Margaret turned scarlet. "My dear, if I have been rude," she said, "I am very sorry, Rita; I thought—"
"You thought!" said Rita, her full voice dropping the words scornfully, in a way that was hard to bear. "Your thoughts are very valuable, très chère; I must not claim too many of them; they would be wasted on a poor patriot like me. And thou, Peggy, how didst thou like my story, eh?"
Rita turned so suddenly on Peggy that the poor child had not time to shut her mouth, which had been open in sheer amazement.
"Shut it!" said Rita sharply. "Is it a whale, or the Gulf of Mexico? I asked how you like my story, little stupid. Have you had sense to attend to it?"

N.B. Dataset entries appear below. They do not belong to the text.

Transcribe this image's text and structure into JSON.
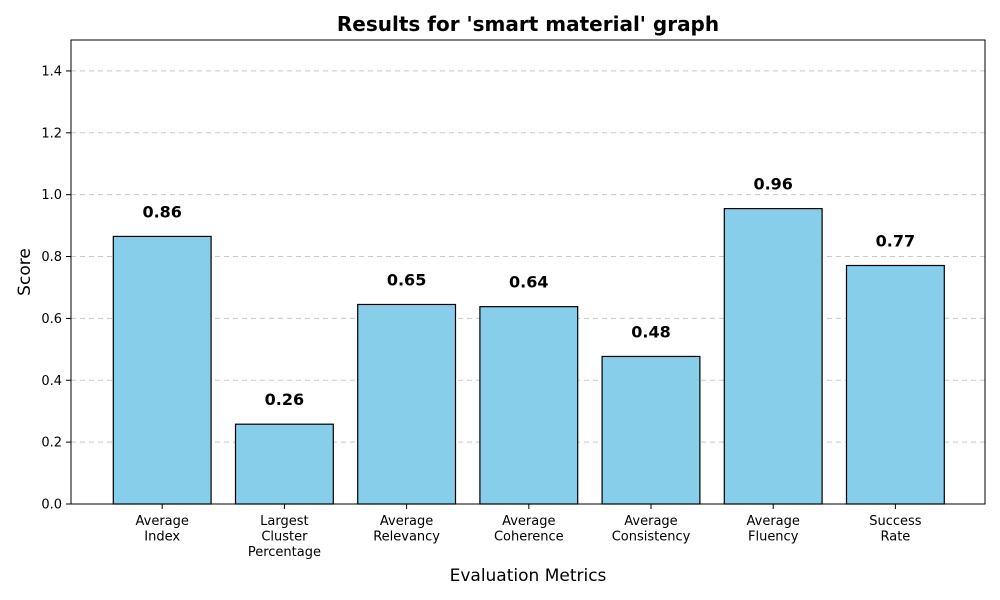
{
  "chart_data": {
    "type": "bar",
    "title": "Results for 'smart material' graph",
    "xlabel": "Evaluation Metrics",
    "ylabel": "Score",
    "categories": [
      [
        "Average",
        "Index"
      ],
      [
        "Largest",
        "Cluster",
        "Percentage"
      ],
      [
        "Average",
        "Relevancy"
      ],
      [
        "Average",
        "Coherence"
      ],
      [
        "Average",
        "Consistency"
      ],
      [
        "Average",
        "Fluency"
      ],
      [
        "Success",
        "Rate"
      ]
    ],
    "values": [
      0.865,
      0.258,
      0.645,
      0.638,
      0.477,
      0.955,
      0.771
    ],
    "data_labels": [
      "0.86",
      "0.26",
      "0.65",
      "0.64",
      "0.48",
      "0.96",
      "0.77"
    ],
    "ylim": [
      0,
      1.5
    ],
    "yticks": [
      0.0,
      0.2,
      0.4,
      0.6,
      0.8,
      1.0,
      1.2,
      1.4
    ],
    "ytick_labels": [
      "0.0",
      "0.2",
      "0.4",
      "0.6",
      "0.8",
      "1.0",
      "1.2",
      "1.4"
    ],
    "grid": "y-dashed",
    "bar_color": "#87ceeb",
    "edge_color": "#000000"
  }
}
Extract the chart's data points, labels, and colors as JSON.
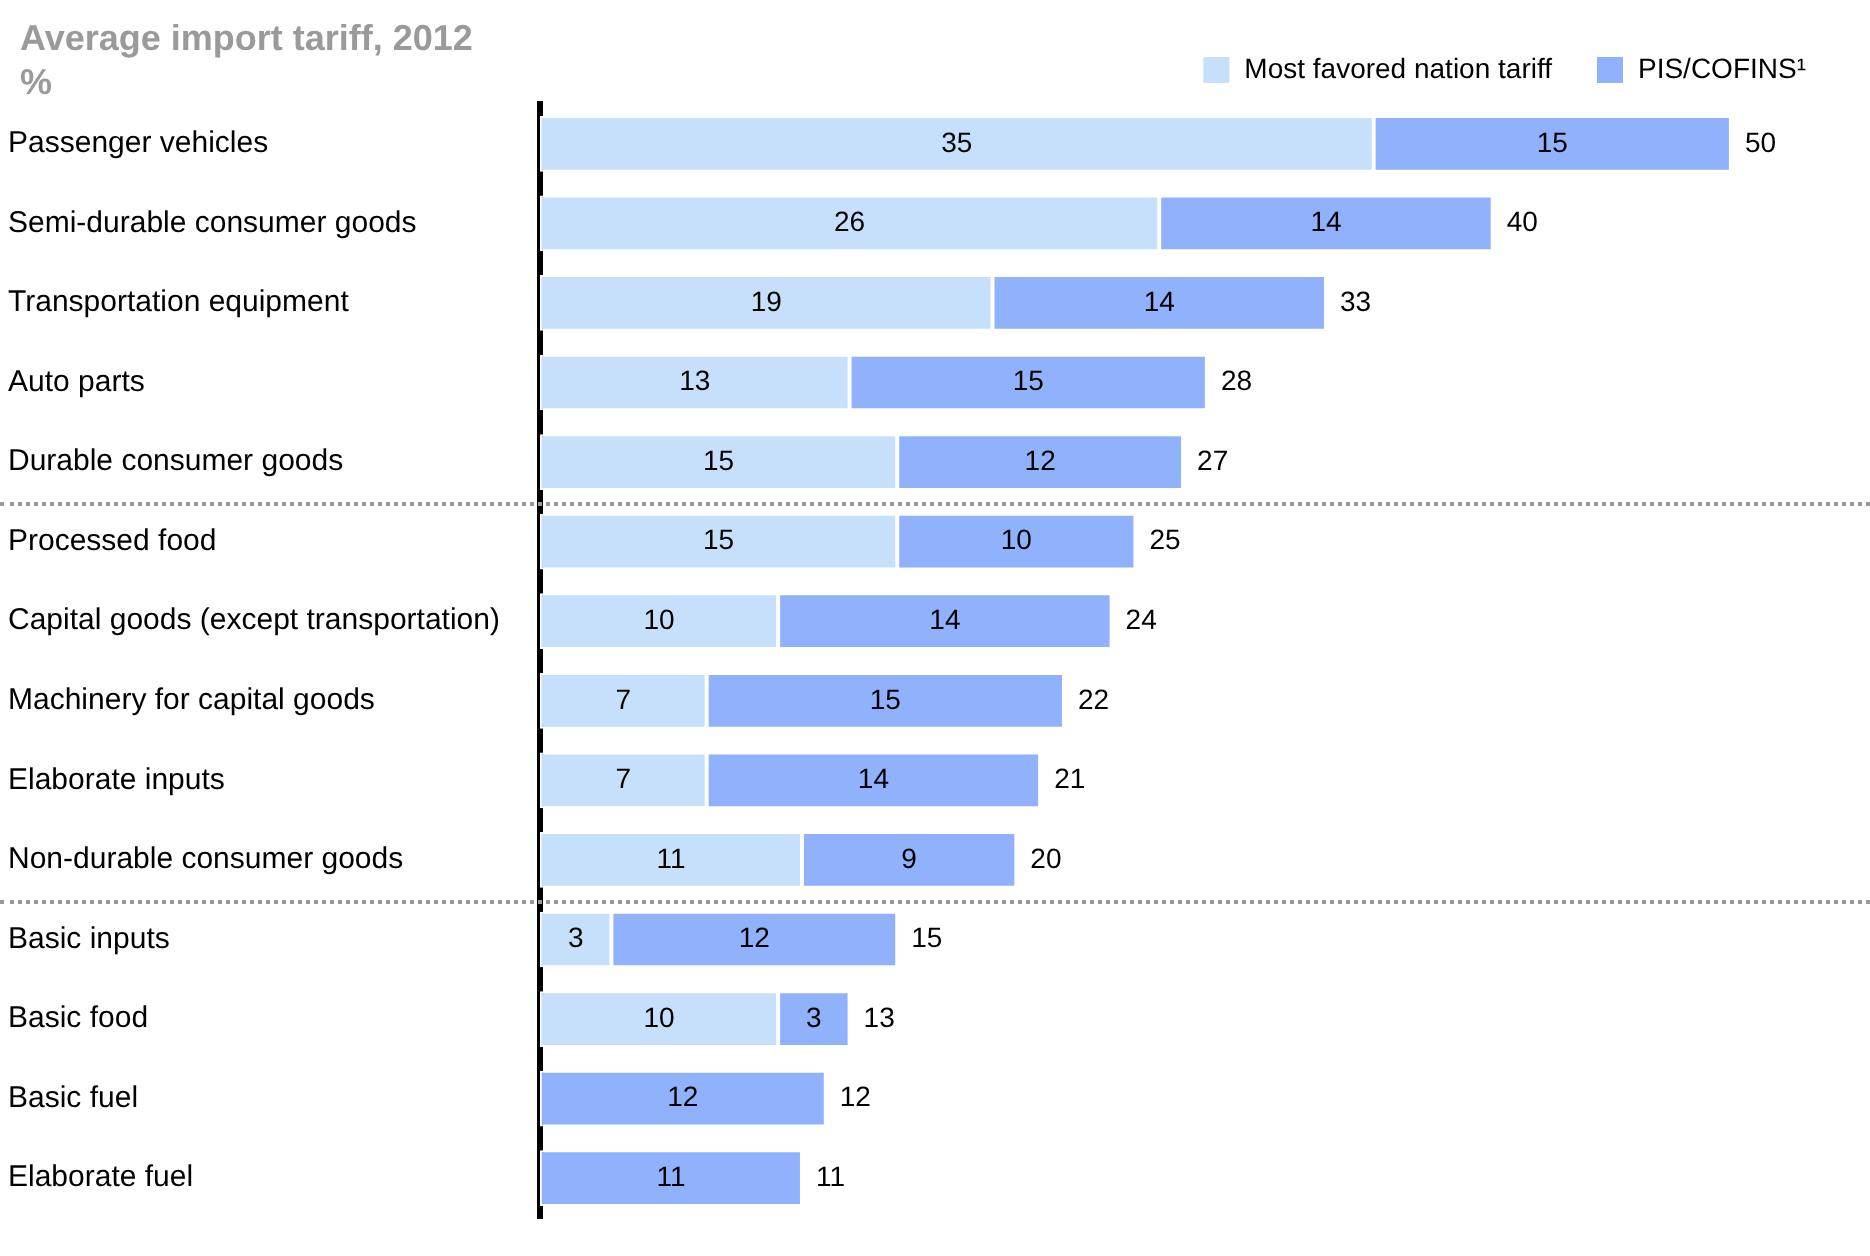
{
  "chart_data": {
    "type": "bar",
    "orientation": "horizontal",
    "stacked": true,
    "title": "Average import tariff, 2012",
    "subtitle": "%",
    "categories": [
      "Passenger vehicles",
      "Semi-durable consumer goods",
      "Transportation equipment",
      "Auto parts",
      "Durable consumer goods",
      "Processed food",
      "Capital goods (except transportation)",
      "Machinery for capital goods",
      "Elaborate inputs",
      "Non-durable consumer goods",
      "Basic inputs",
      "Basic food",
      "Basic fuel",
      "Elaborate fuel"
    ],
    "series": [
      {
        "name": "Most favored nation tariff",
        "color": "#c6dffa",
        "values": [
          35,
          26,
          19,
          13,
          15,
          15,
          10,
          7,
          7,
          11,
          3,
          10,
          null,
          null
        ]
      },
      {
        "name": "PIS/COFINS¹",
        "color": "#90b1fb",
        "values": [
          15,
          14,
          14,
          15,
          12,
          10,
          14,
          15,
          14,
          9,
          12,
          3,
          12,
          11
        ]
      }
    ],
    "data_labels": true,
    "totals": [
      "50",
      "40",
      "33",
      "28",
      "27",
      "25",
      "24",
      "22",
      "21",
      "20",
      "15",
      "13",
      "12",
      "11"
    ],
    "legend": "top right",
    "grid": false
  }
}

Peggy's eyes filled with tears. A month ago she would have answered angrily, but now Rita was her goddess, and she could only weep at a harsh word from her.
"I—I think it is fine for a story, Rita," she answered slowly. "I loved to hear it. But—" Her blue eyes wandered helplessly for a moment, then met Margaret's steady gaze, and settled. "But if such a thing were true, Margaret would be right, wouldn't she?"
"And if you removed yourselves now?" queried Rita, turning her back to them with a sudden fling of the fur robe over her shoulder. "One must sleep in this place, or be talked to death, it appears. I choose sleep. My ears ring at present as with the sound of the sea,—a sea of cold babble! Adios, Señorita Calibana, Doña Fish-blood! I pray for relief!"